Erectile Dysfunction May Be a Sign of Heart Disease

At some time in their life, all men will experience erectile dysfunction (ED), the inability to get or keep an erection firm enough to engage in sexual intercourse. Although erectile dysfunction is sometimes called "impotence," impotence refers to other problems that interfere with the sexual act, such as low libido, or lack of sexual desire, and problems with ejaculation or orgasm.  And while ED is often distressing to men and their partners, it isn't a life-threatening condition. However, ED can be an early warning sign of a serious health problem: heart disease.

The connection between ED and coronary artery disease is that both conditions are caused by blocked blood vessels, which lead to insufficient blood flow. Blocked blood flow is often the result of atherosclerosis in which fatty material, or plaque, builds up along the walls of the arteries. The reduction in blood flow to the heart contributes to coronary artery disease and can also affect the amount of blood flow to the penis. When atherosclerosis affects blood flow to the penis, there isn't enough blood to fill the penis to allow a firm erection. Because the arteries that supply the penis with blood are smaller than the ones supplying blood to the heart, the first symptom that you may be at risk for heart disease may show up as erectile dysfunction.

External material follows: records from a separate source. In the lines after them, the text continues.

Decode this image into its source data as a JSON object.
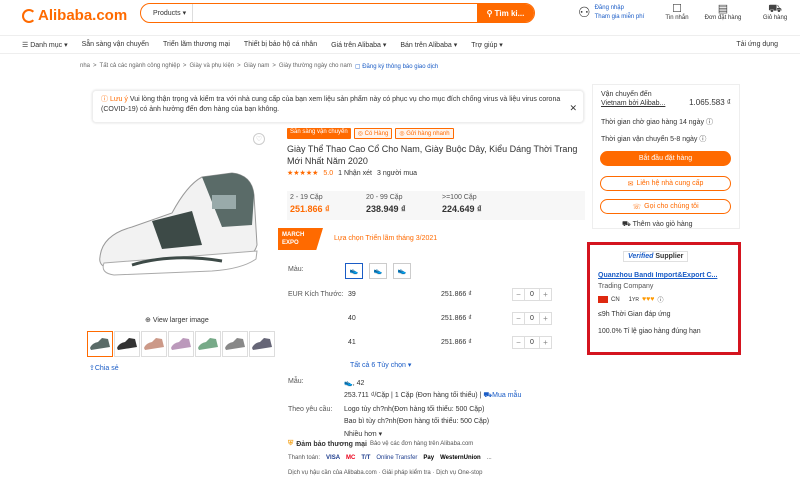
{
  "header": {
    "logo": "Alibaba.com",
    "search_category": "Products",
    "search_button": "Tìm ki...",
    "sign_in": "Đăng nhập",
    "join_free": "Tham gia miễn phí",
    "messages": "Tin nhắn",
    "orders": "Đơn đặt hàng",
    "cart": "Giỏ hàng"
  },
  "nav": {
    "items": [
      "Danh mục",
      "Sẵn sàng vận chuyển",
      "Triển lãm thương mại",
      "Thiết bị bảo hộ cá nhân",
      "Giá trên Alibaba",
      "Bán trên Alibaba",
      "Trợ giúp"
    ],
    "app": "Tải ứng dụng"
  },
  "breadcrumb": {
    "items": [
      "nha",
      "Tất cả các ngành công nghiệp",
      "Giày và phụ kiện",
      "Giày nam",
      "Giày thường ngày cho nam"
    ],
    "register": "Đăng ký thông báo giao dịch"
  },
  "notice": {
    "heading": "Lưu ý",
    "text": "Vui lòng thận trọng và kiểm tra với nhà cung cấp của bạn xem liệu sản phẩm này có phục vụ cho mục đích chống virus và liệu virus corona (COVID-19) có ảnh hưởng đến đơn hàng của bạn không."
  },
  "gallery": {
    "view_larger": "View larger image",
    "share": "Chia sẻ"
  },
  "product": {
    "tag1": "Sẵn sàng vận chuyển",
    "tag2": "Có Hàng",
    "tag3": "Gửi hàng nhanh",
    "title": "Giày Thể Thao Cao Cổ Cho Nam, Giày Buộc Dây, Kiểu Dáng Thời Trang Mới Nhất Năm 2020",
    "rating": "5.0",
    "reviews": "1 Nhận xét",
    "buyers": "3 người mua",
    "tiers": [
      {
        "qty": "2 - 19 Cặp",
        "price": "251.866 ₫"
      },
      {
        "qty": "20 - 99 Cặp",
        "price": "238.949 ₫"
      },
      {
        "qty": ">=100 Cặp",
        "price": "224.649 ₫"
      }
    ],
    "expo_badge": "MARCH EXPO",
    "expo_text": "Lựa chọn Triển lãm tháng 3/2021",
    "color_label": "Màu:",
    "size_label": "EUR Kích Thước:",
    "sizes": [
      {
        "size": "39",
        "price": "251.866 ₫",
        "qty": "0"
      },
      {
        "size": "40",
        "price": "251.866 ₫",
        "qty": "0"
      },
      {
        "size": "41",
        "price": "251.866 ₫",
        "qty": "0"
      }
    ],
    "more_variants": "Tất cả 6 Tùy chọn",
    "sample_label": "Mẫu:",
    "sample_variant": ", 42",
    "sample_price": "253.711 ₫/Cặp | 1 Cặp (Đơn hàng tối thiểu) |",
    "buy_sample": "Mua mẫu",
    "custom_label": "Theo yêu cầu:",
    "custom_items": [
      "Logo tùy ch?nh(Đơn hàng tối thiểu: 500 Cặp)",
      "Bao bì tùy ch?nh(Đơn hàng tối thiểu: 500 Cặp)",
      "Nhiều hơn"
    ],
    "protection": "Đảm bảo thương mại",
    "protection_sub": "Bảo vệ các đơn hàng trên Alibaba.com",
    "payment_label": "Thanh toán:",
    "payments": [
      "VISA",
      "MC",
      "T/T",
      "Online Transfer",
      "Pay",
      "WesternUnion",
      "..."
    ],
    "services": "Dịch vụ hậu cần của Alibaba.com  ·  Giải pháp kiểm tra  ·  Dịch vụ One-stop"
  },
  "side": {
    "ship_to": "Vận chuyển đến",
    "ship_via": "Vietnam bởi Alibab...",
    "ship_cost": "1.065.583 ₫",
    "lead_time": "Thời gian chờ giao hàng 14 ngày",
    "ship_time": "Thời gian vận chuyển 5-8 ngày",
    "start_order": "Bắt đầu đặt hàng",
    "contact": "Liên hệ nhà cung cấp",
    "call": "Gọi cho chúng tôi",
    "add_cart": "Thêm vào giỏ hàng"
  },
  "supplier": {
    "verified": "Verified",
    "verified2": "Supplier",
    "name": "Quanzhou Bandi Import&Export C...",
    "type": "Trading Company",
    "country": "CN",
    "years": "1",
    "years_unit": "YR",
    "response_metric": "≤9h",
    "response_label": "Thời Gian đáp ứng",
    "ontime_metric": "100.0%",
    "ontime_label": "Tỉ lệ giao hàng đúng hạn"
  }
}
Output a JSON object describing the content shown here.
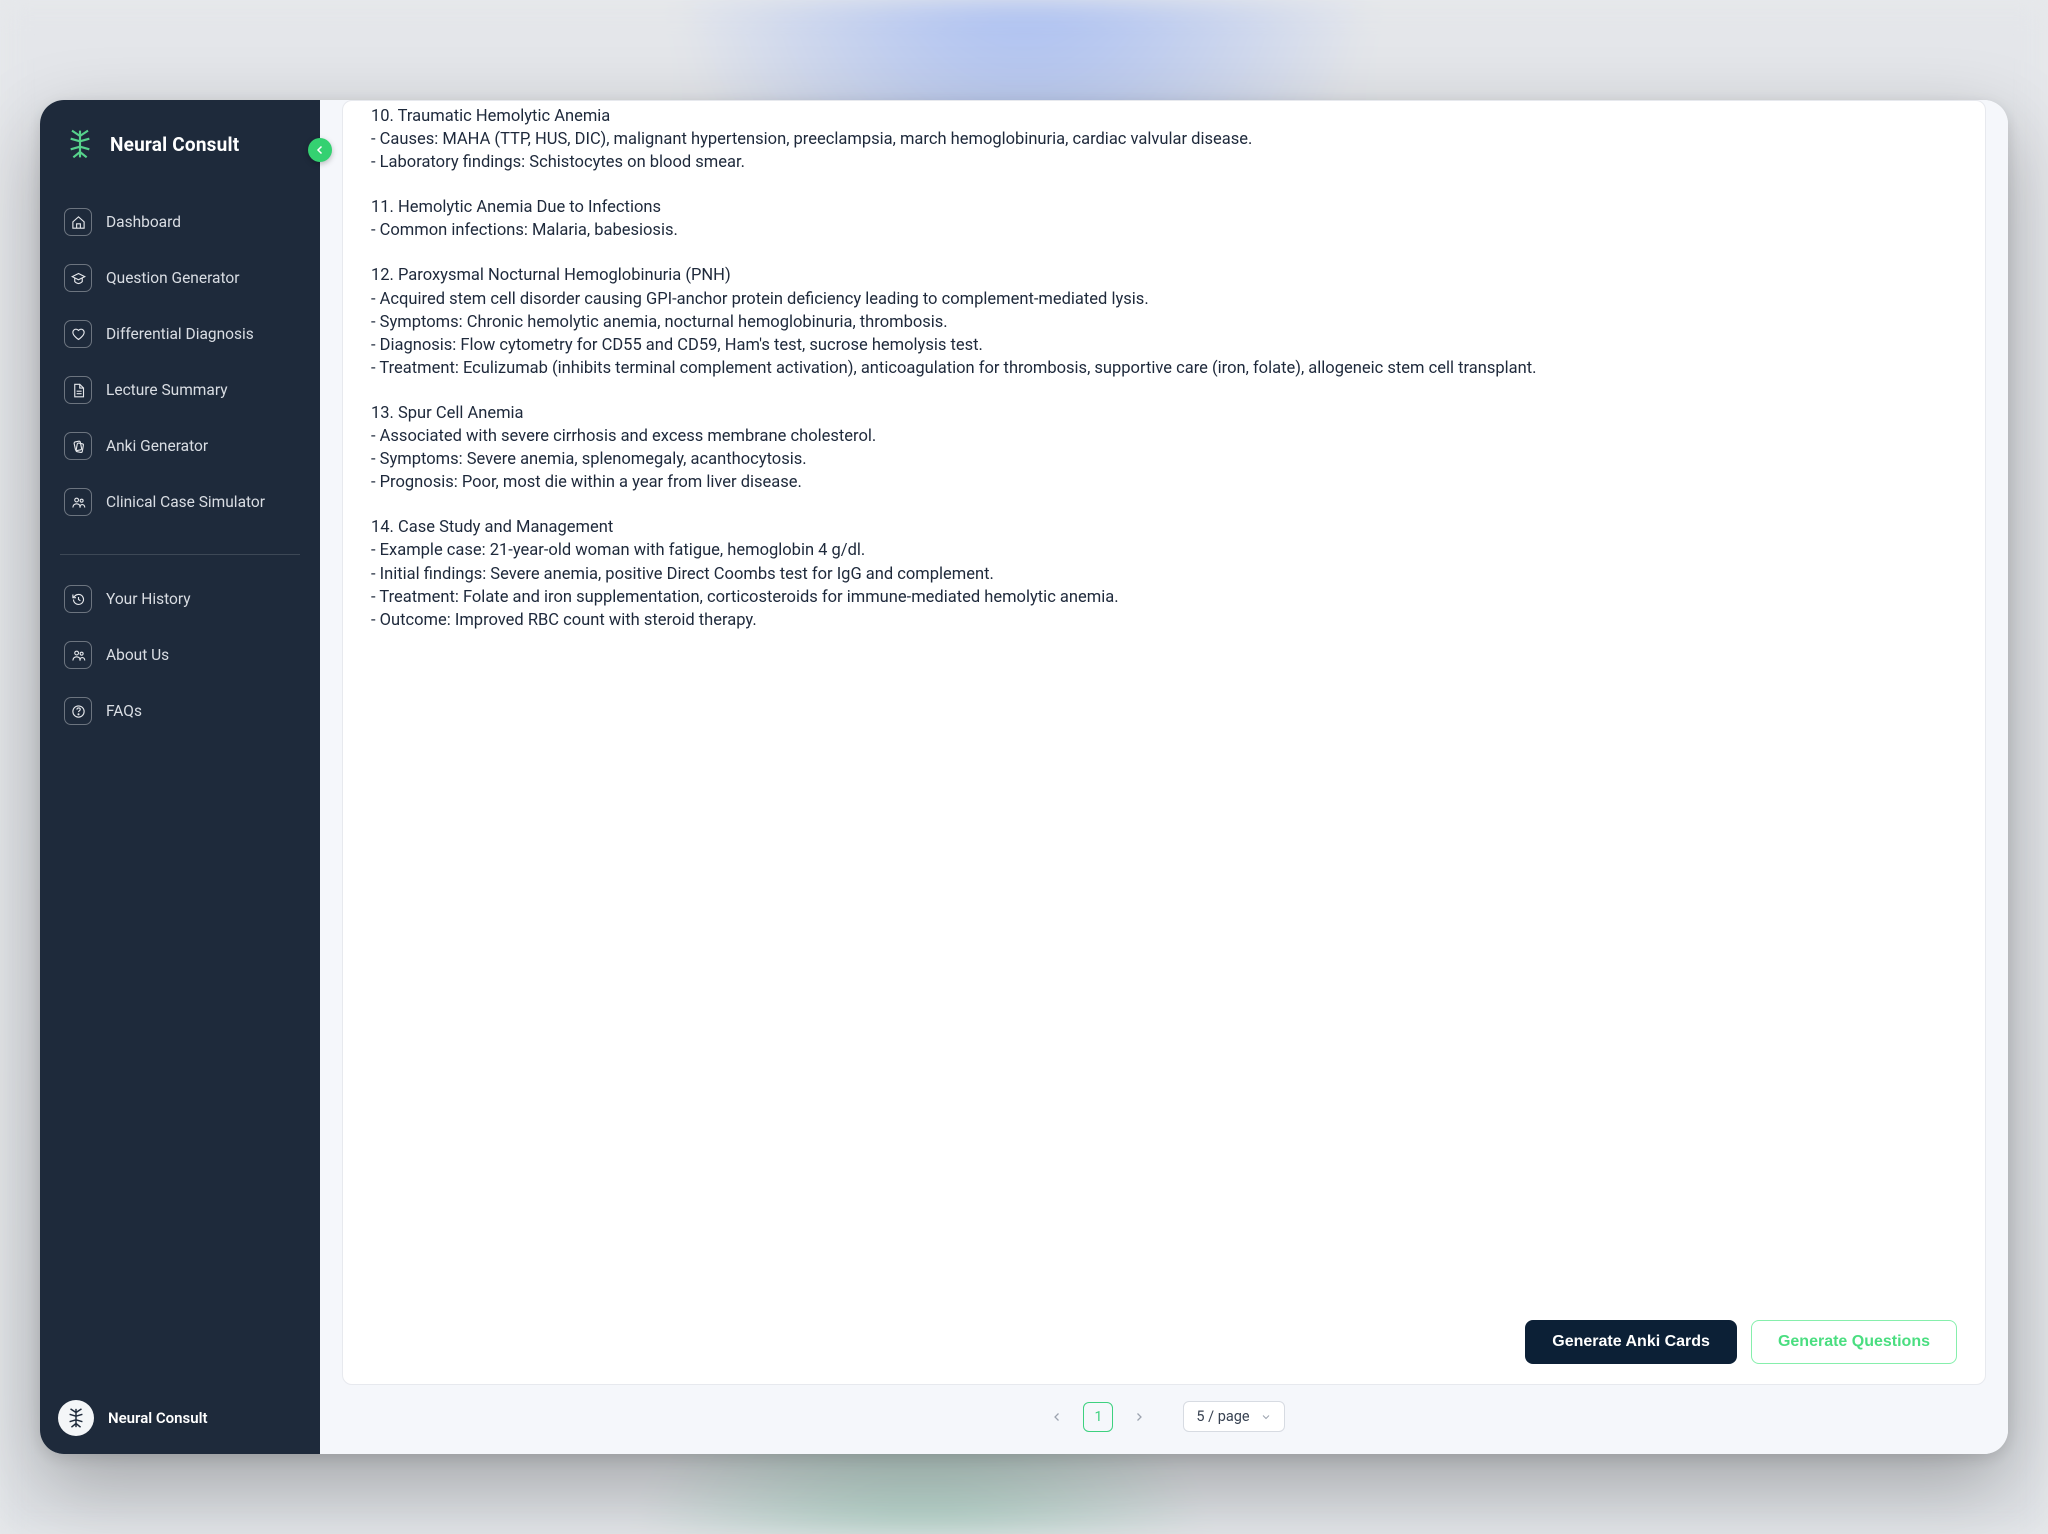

There are also a number of risk factors that can contribute to both heart disease and erectile dysfunction, including:

  • Diabetes: Difficulty getting an erection in men who have diabetes is partially due to the diabetes-related damage to blood vessels that supply the penis.
  • Obesity: Men who are overweight are more likely to have heart disease and ED.
  • High Cholesterol: High levels of LDL ("bad") cholesterol increases the risk of atherosclerosis in blood vessels, raising the risk of ED.
  • Smoking: Not only does smoking raise your risk of heart disease, but it also makes you nearly twice as likely to develop ED.
  • High Blood Pressure: High blood pressure damages the lining of the arteries, accelerating atherosclerosis, which can lead to heart disease and ED.

If you have difficulty having or maintaining an erection more than 25 percent of the time, talk to your doctor, it may be the first sign that you have underlying health problems that can lead to heart disease. Your doctor may recommend some simple lifestyle changes to keep you heart healthy or, if your symptoms of heart disease are more serious, you may need further tests and treatment.